Here's what you can do if the Suspense Plot's there . . .
- Beginning of the Play
- Look carefully at the first Scene or at least the first 5 pages. Do this whether you've structured your play in short formal Scenes or continuous Acts . . .
- Is your Point of Attack one scene too early? Scene 1 may only have been your warm-up for the real play.
- Beginnings and Endings of Scenes & Acts
- Have you started the act or scene too early?
Look at the first half-dozen lines of dialogue -- following each secondary Point of Attack. See if you were just getting warmed up for the real beginning of the scene . . .
- Have you ended the act or scene too late?

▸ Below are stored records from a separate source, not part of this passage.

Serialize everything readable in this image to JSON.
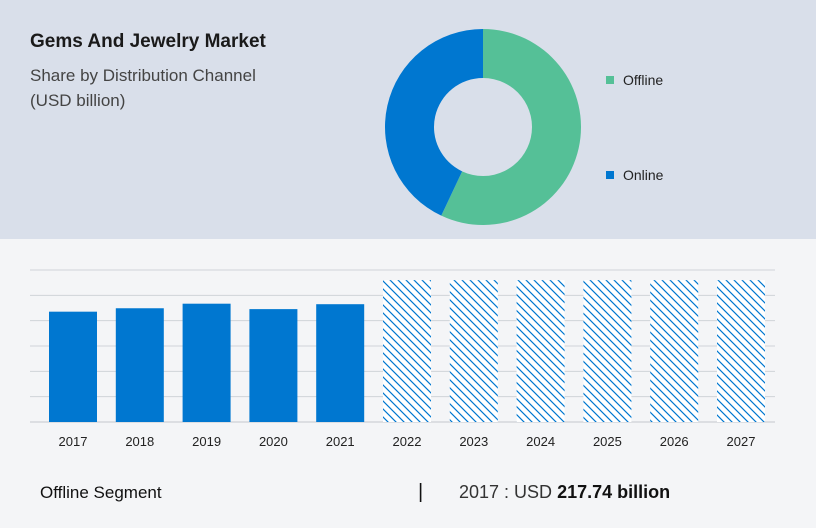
{
  "header": {
    "title": "Gems And Jewelry Market",
    "subtitle_line1": "Share by Distribution Channel",
    "subtitle_line2": "(USD billion)"
  },
  "colors": {
    "offline": "#55c097",
    "online": "#0077d0",
    "bar": "#0077d0",
    "forecast_hatch": "#0077d0",
    "top_panel": "#d9dfea",
    "grid": "#d0d3d8"
  },
  "chart_data": [
    {
      "type": "pie",
      "donut": true,
      "categories": [
        "Offline",
        "Online"
      ],
      "values": [
        57,
        43
      ],
      "legend": [
        "Offline",
        "Online"
      ],
      "legend_position": "right"
    },
    {
      "type": "bar",
      "categories": [
        "2017",
        "2018",
        "2019",
        "2020",
        "2021",
        "2022",
        "2023",
        "2024",
        "2025",
        "2026",
        "2027"
      ],
      "values": [
        217.74,
        224.5,
        233.5,
        222.8,
        232.5,
        280,
        280,
        280,
        280,
        280,
        280
      ],
      "forecast_from": "2022",
      "ylim": [
        0,
        300
      ],
      "grid": true,
      "y_tick_labels_shown": false
    }
  ],
  "footer": {
    "segment_label": "Offline Segment",
    "separator": "|",
    "value_prefix": "2017 : USD ",
    "value_bold": "217.74 billion"
  }
}
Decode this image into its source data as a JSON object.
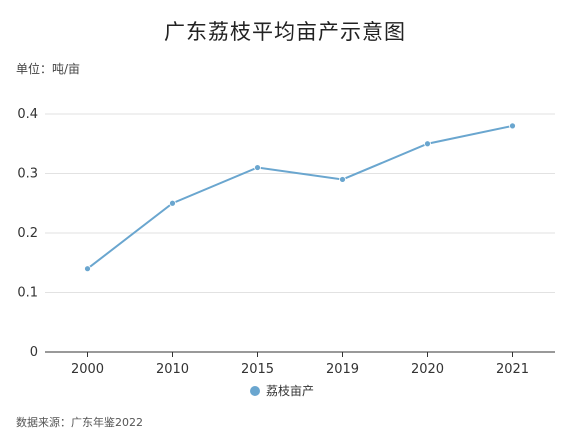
{
  "title": "广东荔枝平均亩产示意图",
  "unit_label": "单位：吨/亩",
  "source": "数据来源：广东年鉴2022",
  "colors": {
    "series": "#6aa6cf",
    "grid": "#e2e2e2",
    "axis": "#333333"
  },
  "chart_data": {
    "type": "line",
    "title": "广东荔枝平均亩产示意图",
    "categories": [
      "2000",
      "2010",
      "2015",
      "2019",
      "2020",
      "2021"
    ],
    "series": [
      {
        "name": "荔枝亩产",
        "values": [
          0.14,
          0.25,
          0.31,
          0.29,
          0.35,
          0.38
        ]
      }
    ],
    "yticks": [
      "0",
      "0.1",
      "0.2",
      "0.3",
      "0.4"
    ],
    "ylim": [
      0,
      0.4
    ],
    "grid": true,
    "legend": "bottom"
  }
}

Look at the last two or three lines. See if you've let the dialogue resolve the conflict instead of pushing us into the next scene or act with a Curtain Line.
- Climax of the Play
- Does the Climax fall within the last half-dozen pages of the play? If not, cut most of the pages following it. Or see if you've dropped it into the play too early. Be careful, if this last is the case. It probably means you've imposed an arbitrary Climax on your characters rather than letting it grow directly out of the conflict between them.
- Resolution of the Play
- If the Resolution runs on for more than a half-dozen pages, you're just pushing the play when it's out of gas. Brief is better. And a short Resolution usually lets you leave us with something to think about when we've left the theatre.